Les procédures endovasculaires étaient réalisées par des chirurgiens vasculaires dans 73 % des cas, des cardiologues dans 15 % des cas et des radiologues dans 13 % des cas. Le critère primaire était la survenue d’un décès ou d’un événement indésirable au niveau du membre (amputation ou réintervention). Le critère primaire était noté dans 302 des 709 patients soit 42,6 % des cas dans le groupe chirurgie et dans 408 sur 711 patients, soit 57,4 % des cas dans le groupe endovasculaire (HR : 0,68 ; p < 0,001). Ce résultat était observé dans l’analyse perprotocole tout comme dans l’analyse du traitement effectivement reçu. Le taux d’amputation majeure était de 10,4 % dans le groupe chirurgie est de 14,9 % dans le groupe endovasculaire. Il n’y avait pas de différence concernant les décès entre les deux groupes. Dans la cohorte 2, au total 396 patients sans grande veine saphène avaient été randomisés en 197 patients dans le groupe chirurgie ouverte et 199 patients dans le groupe endovasculaire avec un suivi médian de 1,6 ans. Dans le groupe chirurgie, on recensait 105 pontages fémoropoplités, 86 pontages fémorodistaux et 18 pontages poplitéodistaux ; 48 pontages faisaient appel à une allogreffe veineuse et 119 à un matériau prothétique. À noter que dans 19 % des cas le chirurgien trouvait en peropératoire un segment de grande veine saphène utilisable pour le pontage. Concernant le groupe endovasculaire, 133 interventions étaient réalisées sur l’artère fémorale superficielle, 114 sur l’artère poplitée et 86 au niveau infrapoplité. Le critère primaire d’événements adverses au niveau du membre ou de décès était recensé dans 83 sur 194 patients, soit 42,8 % dans le groupe chirurgie ouverte et dans 95 sur 199 patients, soit 47,7 % dans le groupe endovasculaire (HR : 0,79 ; p = 0,12).
Discussion
La conclusion est claire. Parmi les patients en ischémie critique qui présentaient un segment de veine saphène de bonne qualité, la survenue d’un événement indésirable majeur au niveau du membre était significativement inférieure dans le groupe chirurgie ouverte par rapport au groupe endovasculaire. À l’inverse, dans la cohorte 2 on ne notait pas de différence entre les deux groupes pour ce qui est du critère primaire composite.

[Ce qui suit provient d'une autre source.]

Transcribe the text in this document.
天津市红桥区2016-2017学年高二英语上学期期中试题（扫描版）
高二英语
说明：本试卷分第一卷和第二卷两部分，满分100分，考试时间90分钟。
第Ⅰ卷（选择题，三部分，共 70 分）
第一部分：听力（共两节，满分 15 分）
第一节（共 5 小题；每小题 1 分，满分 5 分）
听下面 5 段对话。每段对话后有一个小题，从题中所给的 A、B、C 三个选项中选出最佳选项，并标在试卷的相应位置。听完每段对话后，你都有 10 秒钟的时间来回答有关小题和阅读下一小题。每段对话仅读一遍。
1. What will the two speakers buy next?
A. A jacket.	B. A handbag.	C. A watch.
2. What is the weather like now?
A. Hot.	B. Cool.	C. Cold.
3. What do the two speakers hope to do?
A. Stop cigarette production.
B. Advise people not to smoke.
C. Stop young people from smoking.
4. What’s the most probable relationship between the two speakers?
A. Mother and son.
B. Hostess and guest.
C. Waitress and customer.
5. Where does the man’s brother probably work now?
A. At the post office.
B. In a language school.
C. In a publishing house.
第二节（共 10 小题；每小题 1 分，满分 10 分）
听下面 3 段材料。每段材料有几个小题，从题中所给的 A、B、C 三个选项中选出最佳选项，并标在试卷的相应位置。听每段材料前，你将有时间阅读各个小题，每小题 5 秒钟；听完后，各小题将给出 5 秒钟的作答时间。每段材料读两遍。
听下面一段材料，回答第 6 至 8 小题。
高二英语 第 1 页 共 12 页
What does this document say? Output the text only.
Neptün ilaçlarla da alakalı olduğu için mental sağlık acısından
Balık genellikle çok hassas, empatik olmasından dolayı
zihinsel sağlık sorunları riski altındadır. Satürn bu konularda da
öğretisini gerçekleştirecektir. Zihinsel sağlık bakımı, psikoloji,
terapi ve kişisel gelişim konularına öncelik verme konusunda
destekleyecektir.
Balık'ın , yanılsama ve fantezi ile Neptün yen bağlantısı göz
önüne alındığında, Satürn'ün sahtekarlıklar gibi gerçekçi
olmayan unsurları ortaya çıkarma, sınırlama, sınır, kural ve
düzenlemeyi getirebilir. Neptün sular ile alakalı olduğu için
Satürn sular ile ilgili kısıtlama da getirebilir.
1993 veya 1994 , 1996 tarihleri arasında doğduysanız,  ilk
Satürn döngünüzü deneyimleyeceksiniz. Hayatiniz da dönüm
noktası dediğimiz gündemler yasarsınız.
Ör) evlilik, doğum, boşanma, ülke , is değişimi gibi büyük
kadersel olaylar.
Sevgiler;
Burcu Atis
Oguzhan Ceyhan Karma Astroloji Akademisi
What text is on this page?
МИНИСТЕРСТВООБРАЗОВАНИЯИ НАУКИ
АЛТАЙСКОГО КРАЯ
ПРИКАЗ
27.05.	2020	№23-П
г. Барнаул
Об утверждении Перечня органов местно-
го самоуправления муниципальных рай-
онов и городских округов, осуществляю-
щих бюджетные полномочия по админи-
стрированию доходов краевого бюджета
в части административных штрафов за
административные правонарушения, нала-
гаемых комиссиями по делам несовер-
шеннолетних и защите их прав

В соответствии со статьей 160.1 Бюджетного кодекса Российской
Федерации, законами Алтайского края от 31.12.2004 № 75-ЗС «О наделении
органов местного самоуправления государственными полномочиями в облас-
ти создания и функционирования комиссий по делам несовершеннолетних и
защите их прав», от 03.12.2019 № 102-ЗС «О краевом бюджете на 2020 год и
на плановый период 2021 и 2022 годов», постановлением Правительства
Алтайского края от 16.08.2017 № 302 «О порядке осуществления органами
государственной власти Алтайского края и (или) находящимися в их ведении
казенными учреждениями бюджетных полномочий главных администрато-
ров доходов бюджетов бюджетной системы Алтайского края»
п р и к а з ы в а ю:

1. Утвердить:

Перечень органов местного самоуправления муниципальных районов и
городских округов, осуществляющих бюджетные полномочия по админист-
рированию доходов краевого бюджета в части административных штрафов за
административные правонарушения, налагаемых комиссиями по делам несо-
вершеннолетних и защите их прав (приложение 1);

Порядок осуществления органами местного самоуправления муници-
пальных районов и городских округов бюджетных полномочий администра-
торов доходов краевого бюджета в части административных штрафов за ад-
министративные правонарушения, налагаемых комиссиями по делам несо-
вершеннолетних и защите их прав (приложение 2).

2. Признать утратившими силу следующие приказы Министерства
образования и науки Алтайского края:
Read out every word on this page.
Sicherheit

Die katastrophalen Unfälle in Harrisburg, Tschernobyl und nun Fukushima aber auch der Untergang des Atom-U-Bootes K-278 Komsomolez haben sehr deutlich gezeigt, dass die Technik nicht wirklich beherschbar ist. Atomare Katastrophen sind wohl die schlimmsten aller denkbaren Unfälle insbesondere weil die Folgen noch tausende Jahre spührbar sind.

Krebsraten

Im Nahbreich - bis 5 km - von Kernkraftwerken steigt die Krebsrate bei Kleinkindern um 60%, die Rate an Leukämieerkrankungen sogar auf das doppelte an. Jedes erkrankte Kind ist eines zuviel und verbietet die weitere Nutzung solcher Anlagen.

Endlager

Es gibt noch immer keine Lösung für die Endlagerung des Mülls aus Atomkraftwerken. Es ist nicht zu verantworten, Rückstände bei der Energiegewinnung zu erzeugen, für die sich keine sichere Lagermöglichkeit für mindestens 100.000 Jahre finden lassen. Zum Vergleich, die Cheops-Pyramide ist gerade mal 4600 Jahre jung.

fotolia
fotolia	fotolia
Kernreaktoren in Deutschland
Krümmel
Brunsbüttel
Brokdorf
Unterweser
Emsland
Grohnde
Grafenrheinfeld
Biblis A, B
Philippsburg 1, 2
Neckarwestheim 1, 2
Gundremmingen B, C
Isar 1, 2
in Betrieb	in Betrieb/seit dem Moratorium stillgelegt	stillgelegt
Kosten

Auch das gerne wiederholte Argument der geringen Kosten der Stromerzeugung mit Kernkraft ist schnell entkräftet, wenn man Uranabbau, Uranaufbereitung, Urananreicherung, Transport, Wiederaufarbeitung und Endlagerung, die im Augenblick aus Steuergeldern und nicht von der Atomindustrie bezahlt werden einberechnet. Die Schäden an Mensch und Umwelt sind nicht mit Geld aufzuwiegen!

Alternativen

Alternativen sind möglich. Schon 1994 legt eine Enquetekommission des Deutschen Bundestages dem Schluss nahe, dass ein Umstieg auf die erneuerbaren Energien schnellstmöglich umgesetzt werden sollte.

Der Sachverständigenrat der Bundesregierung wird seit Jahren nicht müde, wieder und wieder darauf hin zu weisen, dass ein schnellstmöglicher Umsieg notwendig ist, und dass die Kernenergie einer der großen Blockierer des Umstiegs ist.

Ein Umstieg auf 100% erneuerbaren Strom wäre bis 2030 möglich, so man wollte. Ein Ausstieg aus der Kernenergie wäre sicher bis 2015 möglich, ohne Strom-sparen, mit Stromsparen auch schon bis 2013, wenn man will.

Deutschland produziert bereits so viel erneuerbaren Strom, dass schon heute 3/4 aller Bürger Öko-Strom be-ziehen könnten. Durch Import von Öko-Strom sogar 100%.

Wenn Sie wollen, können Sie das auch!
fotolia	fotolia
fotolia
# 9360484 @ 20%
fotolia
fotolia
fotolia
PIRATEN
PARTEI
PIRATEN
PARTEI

Alors que la fréquence du traitement endovasculaire en première intention augmente considérablement, cette étude remet au premier plan l’importance de l’analyse préopératoire du matériel saphène comme critère essentiel au choix de la technique, avant même le critère de terrain du patient. Une limite de l’étude tient à l’influence de la préférence des équipes pour une technique particulière. Une interprétation est qu’il faut idéalement dépasser l’opposition entre les deux techniques et privilégier une approche en équipe capable de proposer aussi bien l’une ou l’autre technique. On notera aussi la difficulté à atteindre les objectifs d’inclusion initialement prévus.
Farber A et al. N Engl J Med 2022 ; doi: 10.1056/NEJMoa2207899.